In sterling terms, gold delivered double-digit percentage gains to top 1,000 pounds an ounce for the first time in more than three years, rallying as much as 21 percent in early trade, while euro-priced gold rose as much as 13 percent.
Spot gold peaked at $1,358.20 per ounce and was up 5.15 percent at $1,319.86 an ounce. U.S. gold futures for August delivery settled up $59.30 at $1,322.40, and were last up $59.70 an ounce at $1,322.50 off an early high of $1,362.60 an ounce.
Shares of gold mining companies also rocketed higher, with a fund tracking the industry opening nearly 8 percent higher.
"(Brexit) benefits gold because in a general risk-off mode, it's a natural safe haven for everybody," Marie Owens Thomsen, chief economist at Indosuez Wealth Management, said.
"Now that the UK has voted to leave, we think there's a higher probability that the $1,350-1,360 per ounce level can be breached, and we're therefore looking for an extended target in the $1,400s."
Gold priced in sterling was last at 965.80 pounds an ounce, up 14.5 percent, having peaked at 1,019.03 pounds overnight.

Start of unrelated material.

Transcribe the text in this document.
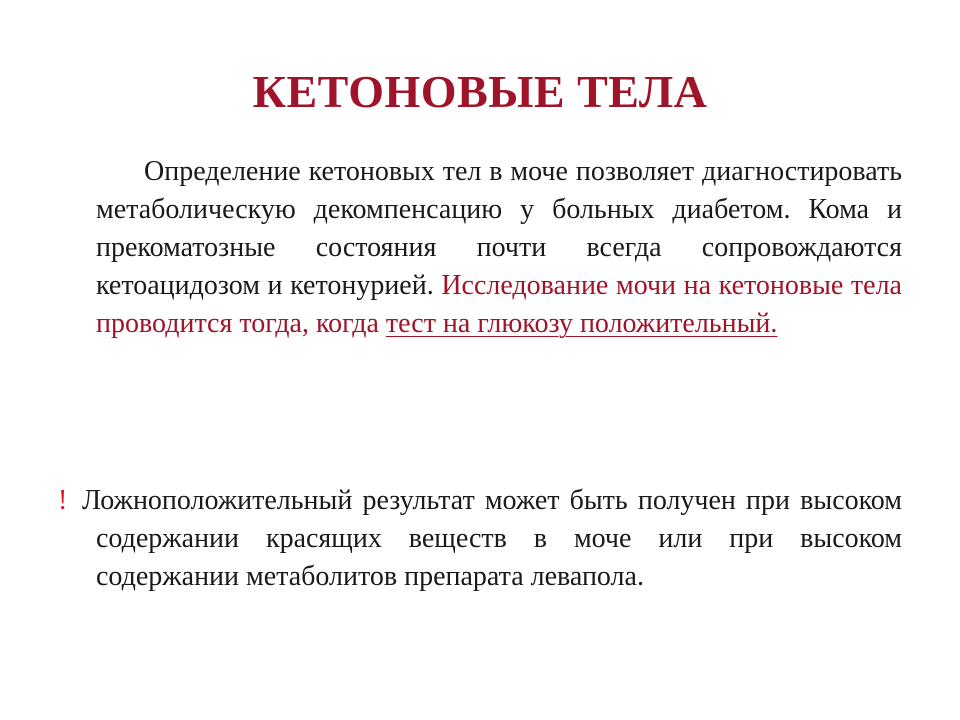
КЕТОНОВЫЕ ТЕЛА

Определение кетоновых тел в моче позволяет диагностировать метаболическую декомпенсацию у больных диабетом. Кома и прекоматозные состояния почти всегда сопровождаются кетоацидозом и кетонурией. Исследование мочи на кетоновые тела проводится тогда, когда тест на глюкозу положительный.

! Ложноположительный результат может быть получен при высоком содержании красящих веществ в моче или при высоком содержании метаболитов препарата левапола.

Euro-denominated gold was up 9.5 percent at 1,195.20 euros an ounce, off a high of 1,244.34 euros.
Gold dealers in London reported surging demand for coins and bars among retail investors on Friday, with some saying stocks were tight.
Britain's vote to leave the European Union forced the resignation of Prime Minister David Cameron and dealt the biggest blow to the European project of greater unity since World War Two.
World stocks headed for one the biggest slumps on record as the vote triggered 8 percent falls for Europe's biggest bourses and a record plunge for sterling.
The single currency was under pressure as investors worried that the Brexit vote could encourage similar movements in other European countries.
U.S. short-term interest rates futures hit contract highs in early U.S. trading, boosting expectations the Federal Reserve may cut interest rates to help shield the economy from any global fallout.
"This isn't necessarily about Britain, it's about uncertainty in the world's largest economy," Amanda van Dyke, fund manager at Peterhouse Asset Management, said.
"The general commentators are suggesting that the Fed is no longer going to raise rates because the dollar is soaring, and they can no longer afford for the dollar to keep going as fast as it is."
"Realistically, the ability of the European market to speak with a common voice I think has been permanently severed, and that's going to be a solid 5 percent (price increase) in gold for at least the next couple of years."